Blizzard's love of music humanizes his character and thus becomes the key to his salvation, but only in terms of the audiences's response to him. The relationship with Rose that is created by their shared love of music allows the audience to sympathize with a character who is in all other respects about as likable as a rattlesnake, but this relationship has no real impact on the events that shape Blizzard's fate in the story itself. This story, like most of Chaney's films, will ultimately reassert the goodness of humankind, but this is a goodness that is often overshadowed by greed and self interest.

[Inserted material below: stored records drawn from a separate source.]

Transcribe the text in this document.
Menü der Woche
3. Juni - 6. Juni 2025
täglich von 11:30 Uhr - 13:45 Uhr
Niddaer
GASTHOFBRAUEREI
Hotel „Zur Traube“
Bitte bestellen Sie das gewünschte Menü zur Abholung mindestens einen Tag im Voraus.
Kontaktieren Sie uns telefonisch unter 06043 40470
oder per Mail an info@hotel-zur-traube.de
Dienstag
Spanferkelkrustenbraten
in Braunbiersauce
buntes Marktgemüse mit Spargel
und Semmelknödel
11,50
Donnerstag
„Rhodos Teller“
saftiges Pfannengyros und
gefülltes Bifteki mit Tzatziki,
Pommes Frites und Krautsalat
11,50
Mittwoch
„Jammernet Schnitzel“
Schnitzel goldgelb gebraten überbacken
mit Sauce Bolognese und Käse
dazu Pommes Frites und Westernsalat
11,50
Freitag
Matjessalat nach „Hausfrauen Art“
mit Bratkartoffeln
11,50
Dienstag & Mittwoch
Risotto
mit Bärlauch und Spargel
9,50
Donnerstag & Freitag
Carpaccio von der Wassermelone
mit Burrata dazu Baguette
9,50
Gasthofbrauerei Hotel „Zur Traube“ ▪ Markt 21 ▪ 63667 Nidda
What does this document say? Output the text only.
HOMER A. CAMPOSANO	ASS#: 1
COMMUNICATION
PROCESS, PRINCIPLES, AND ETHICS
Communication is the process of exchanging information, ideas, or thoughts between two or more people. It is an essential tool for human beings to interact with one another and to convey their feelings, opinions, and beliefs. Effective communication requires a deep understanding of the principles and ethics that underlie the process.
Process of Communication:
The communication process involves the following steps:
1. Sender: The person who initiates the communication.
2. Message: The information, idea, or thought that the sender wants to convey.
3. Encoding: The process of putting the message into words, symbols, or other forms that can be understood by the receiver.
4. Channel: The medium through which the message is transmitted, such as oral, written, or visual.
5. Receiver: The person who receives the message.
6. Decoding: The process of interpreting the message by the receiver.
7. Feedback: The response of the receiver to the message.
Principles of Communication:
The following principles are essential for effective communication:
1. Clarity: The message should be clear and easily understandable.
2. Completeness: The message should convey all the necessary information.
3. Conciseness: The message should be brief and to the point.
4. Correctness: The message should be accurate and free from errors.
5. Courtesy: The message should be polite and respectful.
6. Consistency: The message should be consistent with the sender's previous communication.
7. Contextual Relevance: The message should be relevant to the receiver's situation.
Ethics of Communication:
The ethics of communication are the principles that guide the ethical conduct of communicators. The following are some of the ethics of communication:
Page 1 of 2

Blizzard climbing a ladder to spy on his girls.
In spite of its context in the world of organized crime, this is no proto-noir thriller, and Blizzard's evil plans for the city are of little importance. Rather, the film anticipates the work Chaney would later do with Tod Browning in its emphasis on the grotesque, although the emotional thrust of the story makes it clear that it is Blizzard's mind that is gruesome, not his physical deformity. When he hires himself out for an artist's model for a portrait of Satan, it is only his torso and head used in the portrait. It is his face that is truly horrifying, insofar as it is a reflection of his deranged mind. His legs alone would elicit only pity. Blizzard's physical disfigurement is not nearly so disturbing as the plan he has concocted to manipulate the doctor who operated on him as a boy to graft onto him the legs of another (living) man. It is a wild and crazy scheme, meant to be completed in a hidden underground surgical room accessed through a trapdoor in Blizzard's fireplace.

The world of the film is dense and atmospheric, with the mazes and hidden chambers of Blizzard's lair mirroring both the hills and dark alleys of the San Francisco streets and the uncomfortable psychological space the story inhabits. In defiance to his deformity, he moves about his lair effortlessly, sliding down poles, climbing up peg ladders, and clambering up and down ropes and pulleys. Blizzard himself is just as problematic; through Rose's love the audience wants to sympathize with him, but even the most forgiving viewer could find little to like. In spite of his obvious connection with Rose, he is actively pursuing the attentions of another woman, the daughter of the doctor who is at the center of his hatred, and intends to force her to marry him, if only because doing so will cut her father the deepest.

Blizzard posing as Satan.
Although The Penalty is at heart a morality tale, the road it takes is as twisted and deformed as the mind of the man it purports to save. There is no good and evil, only the actions of humans who are struggling along, trying to do the best they can by each other. Eventually this description must apply even to Blizzard, as much as his own self-loathing resists any such sense of community. Chaney's portrayal is mesmerizing, creating a character who is simultaneously repulsive, sexy, terrifying and, if you look hard enough, worth saving.